15 mars 2016, par Mickaël Hajdenberg

Au tribunal de Créteil, le syndicat des avocats de France et le syndicat de la magistrature ont monté lundi un faux procès contre l’État, à qui il est reproché d’asphyxier la justice au point de la mettre en danger. Au cours de cette audience fictive, ont défilé des personnels qu’on entend rarement : greffiers, interprètes, éducateurs… Tous pointent la responsabilité de l’État.

Les faits sont réels mais l’audience est fictive. À l’initiative du syndicat des avocats de France et du syndicat de la magistrature, se tenait ce lundi au tribunal de grande instance de Créteil un tribunal d’opinion. Pour une fois, c’est l’État qui est mis en accusation.
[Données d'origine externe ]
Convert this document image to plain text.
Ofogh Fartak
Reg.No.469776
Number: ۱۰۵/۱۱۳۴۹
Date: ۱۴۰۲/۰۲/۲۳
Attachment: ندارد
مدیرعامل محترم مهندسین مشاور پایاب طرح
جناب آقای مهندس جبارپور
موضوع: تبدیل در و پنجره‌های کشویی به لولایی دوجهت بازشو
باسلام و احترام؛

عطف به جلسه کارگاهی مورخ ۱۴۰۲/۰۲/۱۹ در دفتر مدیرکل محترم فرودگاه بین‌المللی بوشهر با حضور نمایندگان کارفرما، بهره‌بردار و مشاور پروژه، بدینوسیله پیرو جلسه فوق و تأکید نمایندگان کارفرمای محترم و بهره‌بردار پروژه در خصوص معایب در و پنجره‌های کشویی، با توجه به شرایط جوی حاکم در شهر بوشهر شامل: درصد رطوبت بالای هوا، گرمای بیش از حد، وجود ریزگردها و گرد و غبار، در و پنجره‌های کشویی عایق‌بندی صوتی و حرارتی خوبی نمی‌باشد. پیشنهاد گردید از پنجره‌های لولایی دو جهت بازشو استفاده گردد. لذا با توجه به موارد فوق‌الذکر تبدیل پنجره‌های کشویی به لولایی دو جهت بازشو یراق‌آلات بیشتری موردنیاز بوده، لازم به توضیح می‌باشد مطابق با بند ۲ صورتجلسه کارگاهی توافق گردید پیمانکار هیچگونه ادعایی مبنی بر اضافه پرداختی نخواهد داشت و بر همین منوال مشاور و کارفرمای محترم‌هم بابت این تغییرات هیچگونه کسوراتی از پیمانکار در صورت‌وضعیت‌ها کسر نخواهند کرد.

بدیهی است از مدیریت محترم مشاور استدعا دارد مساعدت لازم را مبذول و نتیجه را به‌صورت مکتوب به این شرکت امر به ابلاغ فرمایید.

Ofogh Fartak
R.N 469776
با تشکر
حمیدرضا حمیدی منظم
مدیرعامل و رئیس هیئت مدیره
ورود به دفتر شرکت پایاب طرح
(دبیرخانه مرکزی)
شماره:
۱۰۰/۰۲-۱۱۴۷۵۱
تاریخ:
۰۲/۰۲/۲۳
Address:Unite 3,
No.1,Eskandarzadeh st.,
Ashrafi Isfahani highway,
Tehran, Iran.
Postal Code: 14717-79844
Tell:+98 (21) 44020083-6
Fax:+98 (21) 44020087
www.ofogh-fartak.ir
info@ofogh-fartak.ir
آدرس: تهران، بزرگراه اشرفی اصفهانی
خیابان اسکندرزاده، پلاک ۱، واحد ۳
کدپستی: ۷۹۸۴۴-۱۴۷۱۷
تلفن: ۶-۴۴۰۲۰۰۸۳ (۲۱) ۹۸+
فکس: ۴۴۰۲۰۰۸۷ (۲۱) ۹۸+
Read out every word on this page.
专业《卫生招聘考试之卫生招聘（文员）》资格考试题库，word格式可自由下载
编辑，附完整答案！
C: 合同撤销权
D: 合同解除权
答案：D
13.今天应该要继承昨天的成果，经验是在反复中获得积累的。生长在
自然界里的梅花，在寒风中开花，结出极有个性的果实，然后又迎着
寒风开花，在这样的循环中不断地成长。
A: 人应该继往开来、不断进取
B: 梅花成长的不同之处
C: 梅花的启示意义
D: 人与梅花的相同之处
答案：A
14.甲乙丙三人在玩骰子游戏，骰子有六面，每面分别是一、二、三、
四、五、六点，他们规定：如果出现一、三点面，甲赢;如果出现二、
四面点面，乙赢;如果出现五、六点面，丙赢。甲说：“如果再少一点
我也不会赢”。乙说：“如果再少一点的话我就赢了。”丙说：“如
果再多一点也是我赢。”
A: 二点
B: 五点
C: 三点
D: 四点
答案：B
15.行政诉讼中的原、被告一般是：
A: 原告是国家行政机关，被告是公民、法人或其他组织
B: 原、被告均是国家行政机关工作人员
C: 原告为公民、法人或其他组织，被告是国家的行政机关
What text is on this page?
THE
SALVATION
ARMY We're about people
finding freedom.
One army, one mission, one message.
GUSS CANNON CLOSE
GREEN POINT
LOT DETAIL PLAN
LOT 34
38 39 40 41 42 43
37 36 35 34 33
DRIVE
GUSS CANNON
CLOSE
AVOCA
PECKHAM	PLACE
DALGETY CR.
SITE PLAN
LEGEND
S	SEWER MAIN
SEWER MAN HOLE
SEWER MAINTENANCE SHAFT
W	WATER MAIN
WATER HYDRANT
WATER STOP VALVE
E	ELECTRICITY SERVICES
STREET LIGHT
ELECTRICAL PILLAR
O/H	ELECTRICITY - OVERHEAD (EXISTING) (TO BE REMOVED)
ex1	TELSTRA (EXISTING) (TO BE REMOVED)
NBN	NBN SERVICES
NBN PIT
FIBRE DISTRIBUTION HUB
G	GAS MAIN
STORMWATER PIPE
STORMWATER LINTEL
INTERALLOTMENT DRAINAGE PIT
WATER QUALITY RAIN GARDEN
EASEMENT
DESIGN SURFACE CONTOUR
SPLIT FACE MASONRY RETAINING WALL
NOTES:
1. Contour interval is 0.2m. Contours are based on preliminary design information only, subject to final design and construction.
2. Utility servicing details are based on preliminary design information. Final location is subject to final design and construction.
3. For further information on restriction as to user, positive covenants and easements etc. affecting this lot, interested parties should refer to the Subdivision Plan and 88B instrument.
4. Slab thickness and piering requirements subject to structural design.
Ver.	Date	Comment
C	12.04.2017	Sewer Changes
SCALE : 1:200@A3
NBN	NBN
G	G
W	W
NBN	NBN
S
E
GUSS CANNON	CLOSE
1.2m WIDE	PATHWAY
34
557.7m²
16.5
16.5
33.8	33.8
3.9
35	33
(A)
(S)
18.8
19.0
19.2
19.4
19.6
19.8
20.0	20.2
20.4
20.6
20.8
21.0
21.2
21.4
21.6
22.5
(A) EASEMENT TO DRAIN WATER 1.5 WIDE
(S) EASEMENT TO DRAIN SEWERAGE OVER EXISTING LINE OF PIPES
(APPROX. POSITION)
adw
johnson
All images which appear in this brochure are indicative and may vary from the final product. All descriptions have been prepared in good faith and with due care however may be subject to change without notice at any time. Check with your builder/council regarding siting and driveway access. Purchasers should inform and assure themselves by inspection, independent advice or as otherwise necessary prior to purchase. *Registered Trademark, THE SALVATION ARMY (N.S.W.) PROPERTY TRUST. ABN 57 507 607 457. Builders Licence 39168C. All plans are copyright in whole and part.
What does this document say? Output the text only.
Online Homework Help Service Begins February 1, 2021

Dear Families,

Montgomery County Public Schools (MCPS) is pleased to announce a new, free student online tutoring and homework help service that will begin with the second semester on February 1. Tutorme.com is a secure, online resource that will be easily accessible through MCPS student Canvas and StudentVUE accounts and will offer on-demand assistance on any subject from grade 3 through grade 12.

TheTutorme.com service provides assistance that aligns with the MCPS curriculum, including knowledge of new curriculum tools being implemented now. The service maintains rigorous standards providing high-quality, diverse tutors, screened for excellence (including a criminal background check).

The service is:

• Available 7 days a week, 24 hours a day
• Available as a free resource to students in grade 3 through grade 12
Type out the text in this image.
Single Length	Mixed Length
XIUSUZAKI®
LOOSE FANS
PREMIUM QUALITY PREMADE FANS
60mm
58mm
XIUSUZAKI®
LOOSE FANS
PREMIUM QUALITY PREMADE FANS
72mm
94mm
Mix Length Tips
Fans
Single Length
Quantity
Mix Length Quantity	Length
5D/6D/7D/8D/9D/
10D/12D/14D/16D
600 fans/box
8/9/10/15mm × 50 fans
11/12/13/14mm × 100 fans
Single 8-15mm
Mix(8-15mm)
On lui reproche une justice en faillite, on fait son procès. Pendant quatre heures, défilent dans une vraie salle d’audience et devant de vrais journalistes tous ceux qui font la justice du quotidien et qui expliquent à quel point ils ne peuvent plus la rendre dans des conditions acceptables.

Pour l’occasion, les magistrats ont enfilé une robe d’avocat. Et les avocats jouent aux magistrats. La scénarisation prête à rire. Les caméras sont autorisées. Des applaudissements se font entendre. Mais les témoins, eux, ne rigolent pas trop, tout à leur récit – si ce n’est qu’ils ne regardent pas tant le président du tribunal (interprété par Florian Borg, président du syndicat des avocats de France) que la salle d’audience.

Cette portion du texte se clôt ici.